On the advertising, again, we didn't think we just needed to focus on one big chunk. We just said we're going to spend less advertising over all the brands, and if we think we need to spend to initiate a rollout of a brand such as Zumfoot, we will continue.
This was not a panic cut; this was the right thing to do. We're still trying to build a long-term, successful, growing business.
Jim McDonald - EVP, CFO, Treasurer
Just one thing to note -- the reduction in advertising expenses will basically get us back just to about 2005 levels, or just slightly below, so it's not like we're slashing and burning that. It's basically returning to where we were at in 2005.
Mitch Kummetz - Analyst
Jim, what are you looking in terms of tax rate and interest expense in 2007? It sounds like your interest expenses was a little higher than planned in the fourth quarter, so how should we be thinking about that for this year?
Jim McDonald - EVP, CFO, Treasurer
As far as the tax provision, we estimated 37%; we came in just slightly below that. I think we are thinking that will be steady. We may have a slight decrease from that, but I wouldn't say significant at this point. So I would say 37% is a good number to use, and that's what's in our estimates.
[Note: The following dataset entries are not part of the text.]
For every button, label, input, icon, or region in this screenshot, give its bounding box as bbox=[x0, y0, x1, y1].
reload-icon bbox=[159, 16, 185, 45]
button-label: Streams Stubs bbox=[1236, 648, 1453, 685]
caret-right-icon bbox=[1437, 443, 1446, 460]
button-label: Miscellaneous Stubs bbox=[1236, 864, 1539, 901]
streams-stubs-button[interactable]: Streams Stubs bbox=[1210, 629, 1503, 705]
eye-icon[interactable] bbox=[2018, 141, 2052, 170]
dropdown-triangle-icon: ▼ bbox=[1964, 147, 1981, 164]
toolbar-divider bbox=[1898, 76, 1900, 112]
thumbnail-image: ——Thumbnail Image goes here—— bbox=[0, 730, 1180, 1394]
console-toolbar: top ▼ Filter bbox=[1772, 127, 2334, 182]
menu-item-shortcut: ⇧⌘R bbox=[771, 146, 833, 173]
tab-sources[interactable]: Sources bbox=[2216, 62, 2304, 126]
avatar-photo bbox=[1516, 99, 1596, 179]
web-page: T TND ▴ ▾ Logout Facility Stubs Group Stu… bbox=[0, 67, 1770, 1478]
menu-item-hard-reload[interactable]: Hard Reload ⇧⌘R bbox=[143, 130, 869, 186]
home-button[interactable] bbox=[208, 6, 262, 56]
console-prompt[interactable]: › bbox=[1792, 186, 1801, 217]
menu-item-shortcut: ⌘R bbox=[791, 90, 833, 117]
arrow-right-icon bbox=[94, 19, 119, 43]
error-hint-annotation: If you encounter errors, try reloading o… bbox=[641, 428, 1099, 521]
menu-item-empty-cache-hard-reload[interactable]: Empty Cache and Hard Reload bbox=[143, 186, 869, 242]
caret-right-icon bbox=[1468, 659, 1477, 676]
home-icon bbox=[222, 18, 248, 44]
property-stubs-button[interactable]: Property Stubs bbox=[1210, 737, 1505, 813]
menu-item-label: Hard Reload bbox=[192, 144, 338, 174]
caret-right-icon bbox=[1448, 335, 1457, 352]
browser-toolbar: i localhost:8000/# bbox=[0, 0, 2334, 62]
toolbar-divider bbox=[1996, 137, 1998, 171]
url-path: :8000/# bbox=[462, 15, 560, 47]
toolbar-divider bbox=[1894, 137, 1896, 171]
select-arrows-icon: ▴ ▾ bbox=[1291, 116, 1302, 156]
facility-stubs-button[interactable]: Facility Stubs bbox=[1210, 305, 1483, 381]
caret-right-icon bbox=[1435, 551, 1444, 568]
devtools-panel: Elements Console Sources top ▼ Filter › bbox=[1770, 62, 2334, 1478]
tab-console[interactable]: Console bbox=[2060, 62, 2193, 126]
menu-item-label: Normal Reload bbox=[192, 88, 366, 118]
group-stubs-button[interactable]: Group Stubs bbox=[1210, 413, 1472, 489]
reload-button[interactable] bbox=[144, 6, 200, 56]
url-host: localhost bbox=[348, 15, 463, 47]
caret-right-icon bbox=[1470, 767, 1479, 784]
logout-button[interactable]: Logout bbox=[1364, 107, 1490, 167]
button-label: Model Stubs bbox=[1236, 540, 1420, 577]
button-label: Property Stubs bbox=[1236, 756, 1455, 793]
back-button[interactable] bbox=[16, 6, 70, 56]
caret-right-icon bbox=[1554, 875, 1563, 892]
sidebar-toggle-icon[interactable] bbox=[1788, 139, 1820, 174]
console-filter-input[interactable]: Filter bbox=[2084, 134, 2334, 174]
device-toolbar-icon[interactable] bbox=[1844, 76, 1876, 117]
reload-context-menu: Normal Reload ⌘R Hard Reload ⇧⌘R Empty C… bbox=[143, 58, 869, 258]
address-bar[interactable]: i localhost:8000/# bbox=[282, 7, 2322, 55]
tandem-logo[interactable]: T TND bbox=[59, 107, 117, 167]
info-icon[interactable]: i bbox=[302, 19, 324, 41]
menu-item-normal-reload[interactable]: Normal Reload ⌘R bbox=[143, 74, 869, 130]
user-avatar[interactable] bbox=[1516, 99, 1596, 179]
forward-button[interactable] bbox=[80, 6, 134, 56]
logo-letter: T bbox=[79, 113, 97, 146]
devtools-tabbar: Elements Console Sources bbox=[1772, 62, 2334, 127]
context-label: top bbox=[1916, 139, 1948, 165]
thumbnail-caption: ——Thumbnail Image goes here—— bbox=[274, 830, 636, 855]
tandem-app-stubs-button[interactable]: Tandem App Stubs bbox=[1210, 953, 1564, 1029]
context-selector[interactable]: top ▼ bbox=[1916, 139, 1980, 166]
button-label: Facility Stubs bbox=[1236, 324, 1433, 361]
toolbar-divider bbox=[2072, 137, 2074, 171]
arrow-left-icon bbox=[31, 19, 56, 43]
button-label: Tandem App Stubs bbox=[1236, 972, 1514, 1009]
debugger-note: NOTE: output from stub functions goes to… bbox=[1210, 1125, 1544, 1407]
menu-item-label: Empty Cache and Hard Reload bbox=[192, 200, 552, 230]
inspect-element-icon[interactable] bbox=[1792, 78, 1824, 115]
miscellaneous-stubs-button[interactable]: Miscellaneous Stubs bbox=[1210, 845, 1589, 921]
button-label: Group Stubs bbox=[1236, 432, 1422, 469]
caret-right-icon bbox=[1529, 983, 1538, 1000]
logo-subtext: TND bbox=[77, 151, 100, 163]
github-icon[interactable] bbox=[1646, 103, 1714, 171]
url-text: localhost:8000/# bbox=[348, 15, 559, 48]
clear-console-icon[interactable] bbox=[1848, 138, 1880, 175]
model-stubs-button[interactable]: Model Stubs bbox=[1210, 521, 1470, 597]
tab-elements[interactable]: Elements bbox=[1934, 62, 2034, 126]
As far as the interest rates, we have three different loans. We have a revolving line of credit; it's at LIBOR plus 2.5%. We have a term loan that's approximately $22 million right now that is at LIBOR plus 3.25%. Then we have a $15 million term loan that's at LIBOR plus 8.5%, and then some small mortgages, about $3 million of mortgages, that are at 8.25%. That's kind of the blended rate.
Operator
(OPERATOR INSTRUCTIONS). It appears we have no further audio questions. Please continue.
Mike Brooks - Chairman, CEO
Ladies and gentlemen, thank you for listening and your questions, Mitch. We're working hard. We're excited about 2007 and extremely pleased to get 2006 behind us. So with no further questions, we will end the conference call. Thank you.
Operator
Thank you. Ladies and gentlemen, this does conclude the Rocky Brands fourth quarter in fiscal 2006 year end conference call. If you would like to listen to a replay of today's conference, please dial 1-800-405-2236 and enter the access code of 11085874. (OPERATOR INSTRUCTIONS). Thank you. Have a great day.